In the paper I am reading, I come across $$ q(s) \propto \left( \frac{b}{c} \right)^{s}\quad s=\{0,1\}, \quad(1) $$ and the author says this is a Bernoulli distribution. ($b>0$ and $c>0$)
I know Bernoulli distribution is $$ p^k (1-p)^{1-k} \quad k=\{0,1\}. $$
How can we understand Eq.(1) as a Bernoulli distribution?

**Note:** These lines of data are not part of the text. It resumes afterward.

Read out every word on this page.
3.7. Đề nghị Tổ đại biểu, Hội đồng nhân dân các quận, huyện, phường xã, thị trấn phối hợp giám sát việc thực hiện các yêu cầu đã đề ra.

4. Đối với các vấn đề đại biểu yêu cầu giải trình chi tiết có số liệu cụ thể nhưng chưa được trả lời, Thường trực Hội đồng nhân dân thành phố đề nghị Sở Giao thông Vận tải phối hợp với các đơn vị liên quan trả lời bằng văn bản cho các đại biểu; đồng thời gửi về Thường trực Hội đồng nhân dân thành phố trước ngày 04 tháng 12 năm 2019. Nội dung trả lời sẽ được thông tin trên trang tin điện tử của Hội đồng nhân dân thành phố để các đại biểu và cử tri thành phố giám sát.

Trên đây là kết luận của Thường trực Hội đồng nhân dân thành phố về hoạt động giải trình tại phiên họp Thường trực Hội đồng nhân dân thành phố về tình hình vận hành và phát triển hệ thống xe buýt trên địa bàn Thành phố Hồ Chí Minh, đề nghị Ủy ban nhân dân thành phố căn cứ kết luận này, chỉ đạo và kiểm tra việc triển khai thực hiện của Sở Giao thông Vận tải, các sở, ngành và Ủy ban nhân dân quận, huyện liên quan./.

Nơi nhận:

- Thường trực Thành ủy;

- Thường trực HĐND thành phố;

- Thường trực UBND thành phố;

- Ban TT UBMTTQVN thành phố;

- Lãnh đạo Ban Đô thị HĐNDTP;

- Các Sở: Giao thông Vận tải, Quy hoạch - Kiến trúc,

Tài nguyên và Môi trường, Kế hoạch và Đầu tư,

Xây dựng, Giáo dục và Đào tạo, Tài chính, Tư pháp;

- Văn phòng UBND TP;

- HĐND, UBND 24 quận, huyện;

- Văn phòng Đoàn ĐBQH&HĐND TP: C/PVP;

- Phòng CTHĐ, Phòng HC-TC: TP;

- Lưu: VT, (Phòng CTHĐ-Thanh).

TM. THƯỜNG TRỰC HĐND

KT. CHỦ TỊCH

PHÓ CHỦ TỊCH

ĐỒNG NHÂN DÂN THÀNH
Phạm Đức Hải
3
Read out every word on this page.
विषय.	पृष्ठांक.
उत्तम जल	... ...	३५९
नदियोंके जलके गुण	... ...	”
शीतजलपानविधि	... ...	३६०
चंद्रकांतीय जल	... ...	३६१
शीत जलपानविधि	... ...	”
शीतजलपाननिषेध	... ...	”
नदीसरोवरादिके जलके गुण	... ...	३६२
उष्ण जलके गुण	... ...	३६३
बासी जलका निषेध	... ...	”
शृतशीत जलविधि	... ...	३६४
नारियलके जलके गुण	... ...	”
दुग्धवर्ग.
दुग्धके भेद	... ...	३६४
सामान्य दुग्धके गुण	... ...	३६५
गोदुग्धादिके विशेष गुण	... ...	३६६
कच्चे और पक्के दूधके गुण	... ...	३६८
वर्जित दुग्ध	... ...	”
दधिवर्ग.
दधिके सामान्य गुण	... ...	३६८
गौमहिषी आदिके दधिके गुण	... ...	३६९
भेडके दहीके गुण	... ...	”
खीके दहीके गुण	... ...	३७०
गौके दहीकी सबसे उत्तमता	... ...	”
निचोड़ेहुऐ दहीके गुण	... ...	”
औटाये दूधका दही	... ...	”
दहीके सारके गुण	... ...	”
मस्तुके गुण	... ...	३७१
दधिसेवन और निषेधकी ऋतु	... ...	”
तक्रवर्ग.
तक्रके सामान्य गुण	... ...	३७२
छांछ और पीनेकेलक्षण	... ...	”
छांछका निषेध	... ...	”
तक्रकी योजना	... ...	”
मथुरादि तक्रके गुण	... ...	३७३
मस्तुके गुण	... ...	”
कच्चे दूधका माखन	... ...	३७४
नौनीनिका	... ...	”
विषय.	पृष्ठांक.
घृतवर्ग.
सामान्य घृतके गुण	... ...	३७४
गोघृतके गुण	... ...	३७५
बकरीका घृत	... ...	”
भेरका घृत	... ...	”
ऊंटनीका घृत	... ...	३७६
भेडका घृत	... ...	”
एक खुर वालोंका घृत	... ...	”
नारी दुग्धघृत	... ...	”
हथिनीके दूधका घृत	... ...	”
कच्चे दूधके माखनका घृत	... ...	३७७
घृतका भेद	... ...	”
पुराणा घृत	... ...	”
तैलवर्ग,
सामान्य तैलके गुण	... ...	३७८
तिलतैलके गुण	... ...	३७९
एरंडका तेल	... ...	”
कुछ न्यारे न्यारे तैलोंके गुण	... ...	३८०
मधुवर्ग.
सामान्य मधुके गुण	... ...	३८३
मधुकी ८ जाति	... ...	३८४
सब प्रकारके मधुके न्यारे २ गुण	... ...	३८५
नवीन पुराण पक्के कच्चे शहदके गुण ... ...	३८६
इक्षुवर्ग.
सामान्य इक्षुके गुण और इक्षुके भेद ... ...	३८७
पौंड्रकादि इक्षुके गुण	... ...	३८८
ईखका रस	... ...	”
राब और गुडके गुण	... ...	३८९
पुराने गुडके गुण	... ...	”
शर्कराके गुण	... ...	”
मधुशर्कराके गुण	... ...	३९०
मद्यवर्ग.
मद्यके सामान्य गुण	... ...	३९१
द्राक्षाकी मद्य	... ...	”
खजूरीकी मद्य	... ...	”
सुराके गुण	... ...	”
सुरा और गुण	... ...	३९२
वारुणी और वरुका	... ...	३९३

If you divide your formula for the Bernouilli distribution,$f(k) = p^k(1-p)^{1-k}$, by the constant $f(0)$ then you get $$f(k) \propto \frac{f(k)}{f(0)} = \frac{p^k(1-p)^{1-k}}{(1-p)} =p^k(1-p)^{-k} = \left(\frac{p}{1-p}\right)^k$$
Which works with your expression for $q(s)$ when $b=dp$ and $c=d(1-p)$ for any $d$.
For the Bernoulli distribution, as you defined, you have that,
$$ P(K = 0) = p^0 (1 - p)^{1 - 0} = 1 \times (1 - p) = (1 - p) $$ $$ P(K = 1) = p^1 (1 - p)^{1 - 1} = 1 \times p = p $$
And $0 < p < 1$, then $ 0 < 1 - p < 1$. So, you can call $p = b/c$. Is this case, when $s = 0$, $q(a) \propto 1$, meaning that $(1-p) \propto 1$, which it really is. Also, we don't know if $b > c$, we also don't know if $b/c > 1$ or $b/c < 1$, them we have another function for the proportional symbol $\propto$.
I don't think this is the exact answer but it is close.